MUMBAI: Have you heard of smallcases yet? These are portfolios of equities or exchange-traded funds with an underlying theme or strategy. If you are investing in smallcases, you get the direct ownership of the individual stocks bundled together in a portfolio. This is different from mutual funds, where you don’t have ownership rights in the stocks that form your mutual fund portfolio but you hold units of the portfolio. They might sound a lot like portfolio management services (PMS), but unlike PMS, they do not have a ticket size of ₹25 lakh.
HOW DOES IT WORK?
A brokerage account is mandatory to trade in smallcases. Smallcase Technologies has partnered with brokerages such as Zerodha, HDFC securities, Kotak Securities, Axisdirect, Edelweiss, 5paisa and Alice Blue. Since you will be investing in stocks directly, a trading account and a Demat account is required. When you invest in smallcase, money is debited from your trading account and stocks are credited to your Demat account. There is no lock-in period as you hold the stocks directly and they can be sold any time. “You can make changes to your portfolio anytime during market hours,” said Vasant Kamath, co-founder of smallcase Technologies. There are broadly four kinds of smallcase portfolios. “Asset allocation portfolios which are Etf-based portfolios consisting a mix of largecap equities, fixed income, and gold; smart beta portfolio which focus on large cap stocks; model-based that are based on established investment strategies and may have a bias towards mid- and small-cap stocks; and thematic/sectoral which may stocks,” said Kamath. All stocks listed on the NSE are included in the potential investable universe.

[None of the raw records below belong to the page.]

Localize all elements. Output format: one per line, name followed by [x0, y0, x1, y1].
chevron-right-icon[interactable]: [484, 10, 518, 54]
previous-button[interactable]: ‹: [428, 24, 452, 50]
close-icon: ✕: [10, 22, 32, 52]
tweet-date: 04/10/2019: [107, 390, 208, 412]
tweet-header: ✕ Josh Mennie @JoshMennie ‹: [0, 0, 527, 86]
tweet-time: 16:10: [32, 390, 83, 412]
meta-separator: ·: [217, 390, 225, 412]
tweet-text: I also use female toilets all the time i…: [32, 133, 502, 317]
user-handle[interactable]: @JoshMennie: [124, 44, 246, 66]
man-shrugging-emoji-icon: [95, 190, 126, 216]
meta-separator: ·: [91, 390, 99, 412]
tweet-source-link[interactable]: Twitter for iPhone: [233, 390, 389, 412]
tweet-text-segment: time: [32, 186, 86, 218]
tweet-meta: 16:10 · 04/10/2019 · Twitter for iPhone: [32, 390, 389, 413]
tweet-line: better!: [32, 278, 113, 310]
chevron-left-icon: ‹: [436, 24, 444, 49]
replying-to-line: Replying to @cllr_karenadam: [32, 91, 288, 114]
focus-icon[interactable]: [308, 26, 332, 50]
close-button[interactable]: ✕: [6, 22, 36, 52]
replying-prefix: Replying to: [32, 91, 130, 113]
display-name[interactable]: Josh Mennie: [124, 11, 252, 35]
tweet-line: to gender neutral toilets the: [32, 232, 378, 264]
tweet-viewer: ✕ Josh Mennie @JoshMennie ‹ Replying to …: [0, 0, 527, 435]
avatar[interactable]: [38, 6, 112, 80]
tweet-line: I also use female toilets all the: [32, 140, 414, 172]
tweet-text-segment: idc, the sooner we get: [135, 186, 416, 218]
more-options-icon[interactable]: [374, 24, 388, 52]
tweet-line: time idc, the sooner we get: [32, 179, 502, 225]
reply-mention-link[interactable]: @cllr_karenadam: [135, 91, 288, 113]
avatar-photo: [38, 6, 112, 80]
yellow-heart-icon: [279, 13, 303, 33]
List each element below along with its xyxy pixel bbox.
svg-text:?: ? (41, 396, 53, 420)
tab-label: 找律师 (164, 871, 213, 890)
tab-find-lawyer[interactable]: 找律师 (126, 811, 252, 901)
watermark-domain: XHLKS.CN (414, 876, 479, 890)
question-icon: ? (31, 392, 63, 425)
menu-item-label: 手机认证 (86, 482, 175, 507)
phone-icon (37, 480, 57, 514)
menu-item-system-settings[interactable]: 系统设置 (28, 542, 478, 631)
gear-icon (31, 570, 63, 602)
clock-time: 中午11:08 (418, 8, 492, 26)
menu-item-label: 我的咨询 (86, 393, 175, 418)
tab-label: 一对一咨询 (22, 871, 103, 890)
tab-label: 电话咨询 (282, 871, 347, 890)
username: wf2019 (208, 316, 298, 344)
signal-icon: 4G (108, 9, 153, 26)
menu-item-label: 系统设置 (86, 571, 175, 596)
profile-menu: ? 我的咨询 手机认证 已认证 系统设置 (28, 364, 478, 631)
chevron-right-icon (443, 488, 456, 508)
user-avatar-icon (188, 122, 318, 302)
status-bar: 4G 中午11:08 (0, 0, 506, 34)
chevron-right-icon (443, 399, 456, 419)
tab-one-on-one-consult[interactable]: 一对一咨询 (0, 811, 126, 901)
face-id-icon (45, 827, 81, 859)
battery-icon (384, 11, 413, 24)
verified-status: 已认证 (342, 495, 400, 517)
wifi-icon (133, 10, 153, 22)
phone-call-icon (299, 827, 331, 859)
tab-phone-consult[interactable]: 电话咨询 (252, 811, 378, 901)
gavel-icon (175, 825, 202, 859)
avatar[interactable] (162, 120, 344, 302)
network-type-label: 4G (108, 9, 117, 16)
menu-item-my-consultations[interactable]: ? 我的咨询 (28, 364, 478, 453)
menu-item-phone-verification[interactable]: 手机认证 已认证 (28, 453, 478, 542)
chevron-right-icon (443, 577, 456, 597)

“Standard brokerage charges are applicable depending on the broker you pick. You pay this charge only when there is a transaction and only on the transaction amount, not the entire portfolio. In case of Zerodha, where the standard brokerage is zero, most smallcases have a onetime flat fee of only ₹100,” said Kamath. Standard taxes and charges associated with equity transactions will also be applicable. “However, no additional fees are required for re-investments, SIPS, to rebalance the portfolio and likewise,” said Kamath.
SHOULD YOU INVEST?
You need to have a long-term view towards investing if you want to put your money in smallcases. “Most smallcases are designed as longterm investment products and may not perform as expected in the short run. If investors don’t have a longterm horizon, they should consider alternatives,” said Kamath.
However, there may not be a minimum ticket prize since the concept of fractional shares does not exist in India.“this can sometimes lead to large minimum investment amounts in instances where stocks like Maruti Suzuki India Ltd or Eicher Motors Ltd [which trade at a high share price of ₹20,350 and₹6,650 respectively, as of May 8] are included in the smallcase,” said Kamath. “Smallcases as a concept is good only for well-informed investors. Equity penetration in our country is very low and common man still doesn’t participate in broad conservative products like mutual fund. In this scenario, smallcases as concept is way ahead of its time,” said Jayesh Faria, senior executive group vice president, Motilal Oswal Private Wealth Management.
“However, for readymade smallcases, prior market knowledge is not a pre-requisite as the rebalancing is done by Sebi-licensed research analysts,” said Kamath. Some amount of handholding may be required any way, but the platform itself does not employ financial advisors.